If not specified, Olive will not package artifacts.

* `PackagingConfig`
    * `type [PackagingType]`:
      Olive packaging type. Olive will package different artifacts based on `type`.
    * `name [str]`:
      For `PackagingType.Zipfile` type, Olive will generate a ZIP file with `name` prefix: `<name>.zip`.
      For `PackagingType.AzureMLModels` and `PackagingType.AzureMLData`, Olive will use this `name` for Azure ML resource.
      The default value is `OutputModels`.
    * `config [dict]`:
      The packaging config.
      * `Zipfile`
        * `export_in_mlflow_format [bool]`:
          Export model in mlflow format. This is `false` by default.
      * `AzureMLModels`
        * `export_in_mlflow_format [bool]`:
          Export model in mlflow format. This is `false` by default.
        * `version [int | str]`：
          The version for this model registration. This is `1` by default.
        * `description [str]`
          The description for this model registration. This is `None` by default.
      * `AzureMLData`
        * `export_in_mlflow_format [bool]`:
          Export model in mlflow format. This is `false` by default.
        * `version [int | str]`：
          The version for this data asset. This is `1` by default.
        * `description [str]`
          The description for this data asset. This is `None` by default.

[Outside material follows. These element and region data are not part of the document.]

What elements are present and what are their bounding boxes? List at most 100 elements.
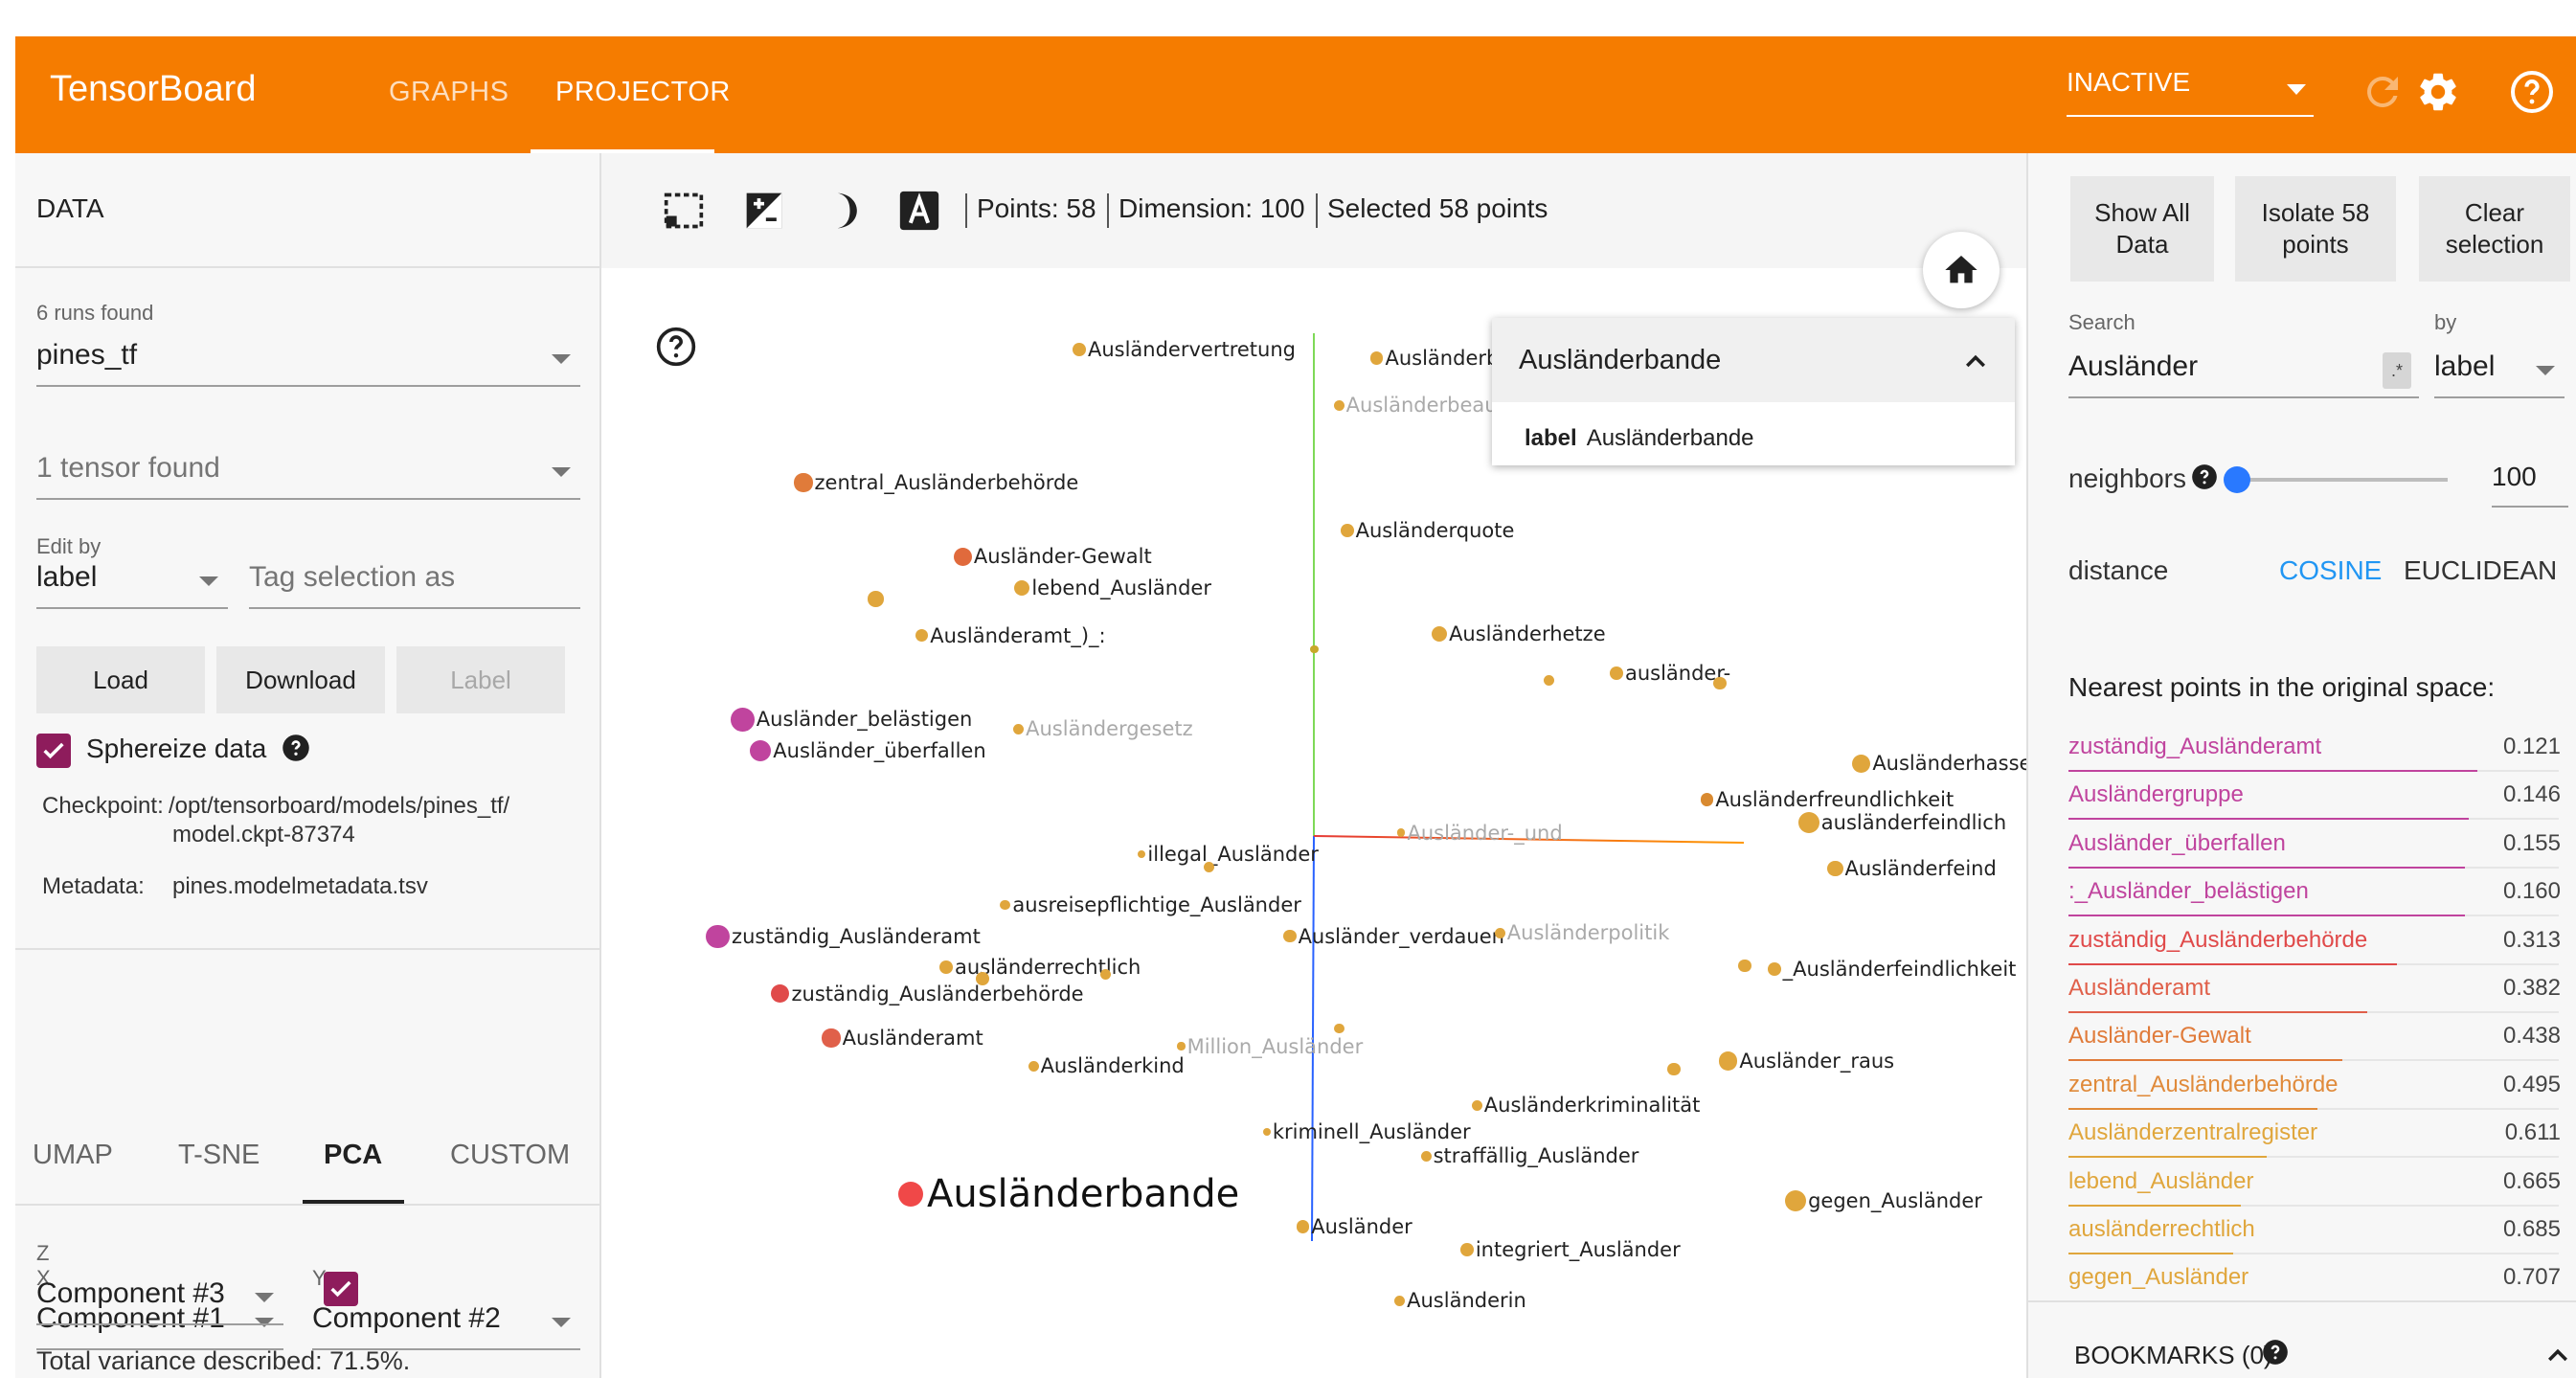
- dark-mode-moon-icon[interactable]: [824, 190, 866, 232]
- scatter-point[interactable]: Ausländerpolitik: [1494, 921, 1669, 944]
- scatter-point[interactable]: [868, 591, 885, 607]
- help-icon[interactable]: [282, 734, 310, 762]
- load-button[interactable]: Load: [36, 646, 205, 713]
- neighbors-number-input[interactable]: 100: [2492, 450, 2568, 508]
- nearest-point-label[interactable]: gegen_Ausländer: [2068, 1264, 2248, 1291]
- scatter-point[interactable]: Ausländer_überfallen: [750, 739, 986, 762]
- nearest-point-label[interactable]: Ausländer-Gewalt: [2068, 1023, 2251, 1050]
- distance-cosine-option[interactable]: COSINE: [2279, 555, 2382, 586]
- nearest-point-label[interactable]: zentral_Ausländerbehörde: [2068, 1072, 2339, 1098]
- scatter-point[interactable]: Ausländer_raus: [1719, 1050, 1894, 1073]
- selected-point-label[interactable]: Ausländerbande: [898, 1172, 1239, 1216]
- scatter-point[interactable]: straffällig_Ausländer: [1420, 1144, 1638, 1167]
- search-input[interactable]: Ausländer: [2068, 335, 2419, 398]
- nearest-point-row[interactable]: gegen_Ausländer 0.707: [2068, 1262, 2568, 1310]
- edit-by-select[interactable]: label: [36, 550, 228, 609]
- tag-selection-input[interactable]: Tag selection as: [249, 550, 580, 609]
- bookmarks-title[interactable]: BOOKMARKS (0): [2074, 1341, 2272, 1370]
- run-select[interactable]: pines_tf: [36, 322, 580, 387]
- scatter-point[interactable]: Ausländerfreundlichkeit: [1700, 788, 1954, 811]
- nearest-point-row[interactable]: zuständig_Ausländerbehörde 0.313: [2068, 925, 2568, 973]
- scatter-point[interactable]: zentral_Ausländerbehörde: [794, 471, 1078, 494]
- scatter-point[interactable]: [1544, 674, 1556, 686]
- scatter-point[interactable]: illegal_Ausländer: [1138, 843, 1319, 866]
- scatter-point[interactable]: Million_Ausländer: [1177, 1035, 1363, 1058]
- scatter-point[interactable]: Ausländer-_und: [1397, 822, 1563, 845]
- nearest-point-row[interactable]: Ausländeramt 0.382: [2068, 973, 2568, 1021]
- regex-toggle-button[interactable]: .*: [2383, 352, 2411, 389]
- help-icon[interactable]: [2191, 463, 2218, 490]
- scatter-point[interactable]: kriminell_Ausländer: [1262, 1120, 1471, 1143]
- scatter-point[interactable]: [1100, 968, 1113, 980]
- labels-toggle-icon[interactable]: [898, 190, 940, 232]
- refresh-icon[interactable]: [2360, 69, 2406, 115]
- scatter-point[interactable]: Ausländer_verdauen: [1282, 925, 1504, 948]
- scatter-point[interactable]: zuständig_Ausländeramt: [706, 924, 981, 949]
- neighbors-slider-track[interactable]: [2226, 478, 2448, 482]
- label-button[interactable]: Label: [396, 646, 565, 713]
- tab-graphs[interactable]: GRAPHS: [389, 77, 508, 108]
- scatter-point[interactable]: Ausländervertretung: [1073, 338, 1296, 361]
- help-icon[interactable]: [2509, 69, 2555, 115]
- scatter-point[interactable]: Ausländerhasser: [1852, 752, 2026, 775]
- scatter-point[interactable]: Ausländer: [1296, 1215, 1412, 1238]
- scatter-point[interactable]: Ausländerkriminalität: [1471, 1094, 1700, 1117]
- z-component-select[interactable]: Component #3: [36, 1262, 283, 1325]
- scatter-point[interactable]: Ausländerkind: [1028, 1054, 1185, 1077]
- scatter-point[interactable]: [1310, 644, 1320, 654]
- show-all-data-button[interactable]: Show All Data: [2070, 176, 2214, 282]
- nearest-point-row[interactable]: :_Ausländer_belästigen 0.160: [2068, 876, 2568, 924]
- scatter-point[interactable]: Ausländer_belästigen: [731, 708, 972, 732]
- scatter-point[interactable]: [1738, 959, 1753, 973]
- scatter-point[interactable]: Ausländerbe: [1369, 347, 1511, 370]
- help-icon[interactable]: [655, 326, 697, 368]
- nearest-point-row[interactable]: zuständig_Ausländeramt 0.121: [2068, 732, 2568, 779]
- chevron-up-icon[interactable]: [1961, 347, 1990, 375]
- nearest-point-label[interactable]: lebend_Ausländer: [2068, 1168, 2254, 1195]
- distance-euclidean-option[interactable]: EUCLIDEAN: [2404, 555, 2557, 586]
- nearest-point-row[interactable]: Ausländergruppe 0.146: [2068, 779, 2568, 827]
- scatter-point[interactable]: [1667, 1062, 1683, 1076]
- scatter-point[interactable]: Ausländerin: [1394, 1289, 1526, 1312]
- z-enable-checkbox[interactable]: [324, 1272, 358, 1306]
- settings-gear-icon[interactable]: [2415, 69, 2461, 115]
- nearest-point-label[interactable]: zuständig_Ausländerbehörde: [2068, 927, 2367, 954]
- search-by-select[interactable]: label: [2434, 335, 2565, 398]
- scatter-point[interactable]: lebend_Ausländer: [1013, 576, 1211, 599]
- chevron-up-icon[interactable]: [2543, 1341, 2572, 1369]
- tab-umap[interactable]: UMAP: [33, 1140, 113, 1171]
- run-status-select[interactable]: INACTIVE: [2067, 67, 2314, 117]
- nearest-point-label[interactable]: :_Ausländer_belästigen: [2068, 878, 2309, 905]
- scatter-point[interactable]: Ausländerhetze: [1431, 622, 1606, 645]
- nearest-point-label[interactable]: Ausländerzentralregister: [2068, 1119, 2317, 1146]
- scatter-point[interactable]: [1713, 676, 1729, 690]
- night-mode-icon[interactable]: [743, 190, 785, 232]
- scatter-point[interactable]: [1204, 862, 1216, 873]
- scatter-point[interactable]: integriert_Ausländer: [1460, 1238, 1681, 1261]
- nearest-point-row[interactable]: lebend_Ausländer 0.665: [2068, 1166, 2568, 1214]
- tensor-select[interactable]: 1 tensor found: [36, 431, 580, 500]
- nearest-point-label[interactable]: ausländerrechtlich: [2068, 1216, 2255, 1243]
- download-button[interactable]: Download: [216, 646, 385, 713]
- nearest-point-row[interactable]: ausländerrechtlich 0.685: [2068, 1214, 2568, 1262]
- tab-projector[interactable]: PROJECTOR: [555, 77, 731, 108]
- tab-tsne[interactable]: T-SNE: [178, 1140, 260, 1171]
- clear-selection-button[interactable]: Clear selection: [2419, 176, 2570, 282]
- help-icon[interactable]: [2262, 1339, 2289, 1366]
- scatter-point[interactable]: [1333, 1023, 1346, 1034]
- nearest-point-row[interactable]: Ausländerzentralregister 0.611: [2068, 1118, 2568, 1165]
- nearest-point-label[interactable]: zuständig_Ausländeramt: [2068, 734, 2321, 760]
- scatter-point[interactable]: ausländer-: [1610, 662, 1730, 685]
- scatter-point[interactable]: gegen_Ausländer: [1785, 1189, 1982, 1212]
- scatter-point[interactable]: Ausländeramt_)_:: [915, 624, 1106, 647]
- nearest-point-label[interactable]: Ausländer_überfallen: [2068, 830, 2286, 857]
- nearest-point-row[interactable]: zentral_Ausländerbehörde 0.495: [2068, 1070, 2568, 1118]
- scatter-point[interactable]: Ausländerfeind: [1827, 857, 1997, 880]
- scatter-point[interactable]: Ausländeramt: [822, 1027, 983, 1050]
- scatter-point[interactable]: _Ausländerfeindlichkeit: [1767, 958, 2016, 981]
- nearest-point-label[interactable]: Ausländergruppe: [2068, 781, 2244, 808]
- neighbors-slider-thumb[interactable]: [2223, 466, 2250, 493]
- nearest-point-label[interactable]: Ausländeramt: [2068, 975, 2210, 1002]
- reset-view-button[interactable]: [1923, 232, 2000, 308]
- scatter-point[interactable]: zuständig_Ausländerbehörde: [771, 983, 1084, 1005]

You can add `PackagingConfig` to Engine configurations. e.g.:

```
"engine": {
    "search_strategy": {
        "execution_order": "joint",
        "search_algorithm": "tpe",
        "search_algorithm_config": {
            "num_samples": 5,
            "seed": 0
        }
    },
    "evaluator": "common_evaluator",
    "host": "local_system",
    "target": "local_system",
    "packaging_config": [
        {
            "type": "Zipfile",
            "name": "OutputModels"
        },
        {
            "type": "AzureMLModels",
            "name": "OutputModels"
        },
        {
            "type": "AzureMLData",
            "name": "OutputModels"
        }
    ]
    "clean_cache": true,
    "cache_dir": "cache"
}
```

## Packaged files
### Inference config file
The inference config file is a json file including `execution_provider` and `session_options`. e.g.:

```
{
    "execution_provider": [
        [
            "CPUExecutionProvider",
            {}
        ]
    ],
    "session_options": {
        "execution_mode": 1,
        "graph_optimization_level": 99,
        "extra_session_config": null,
        "inter_op_num_threads": 1,
        "intra_op_num_threads": 64
    }
}
```

### Model configuration file
The model configuration file is a json file including the history of applied Passes history to the output model. e.g.:
```
{
  "53fc6781998a4624b61959bb064622ce": null,
  "0_OnnxConversion-53fc6781998a4624b61959bb064622ce-7a320d6d630bced3548f242238392730": {
    ...
  },
  "1_OrtTransformersOptimization-0-c499e39e42693aaab050820afd31e0c3-cpu-cpu": {
    ...
  },
  "2_OnnxQuantization-1-1431c563dcfda9c9c3bf26c5d61ef58e": {
    ...
  },
  "3_OrtPerfTuning-2-a843d77ae4964c04e145b83567fb5b05-cpu-cpu": {
    ...
  }
}
```

### Metrics file
The metrics file is a json file including input model metrics and output model metrics.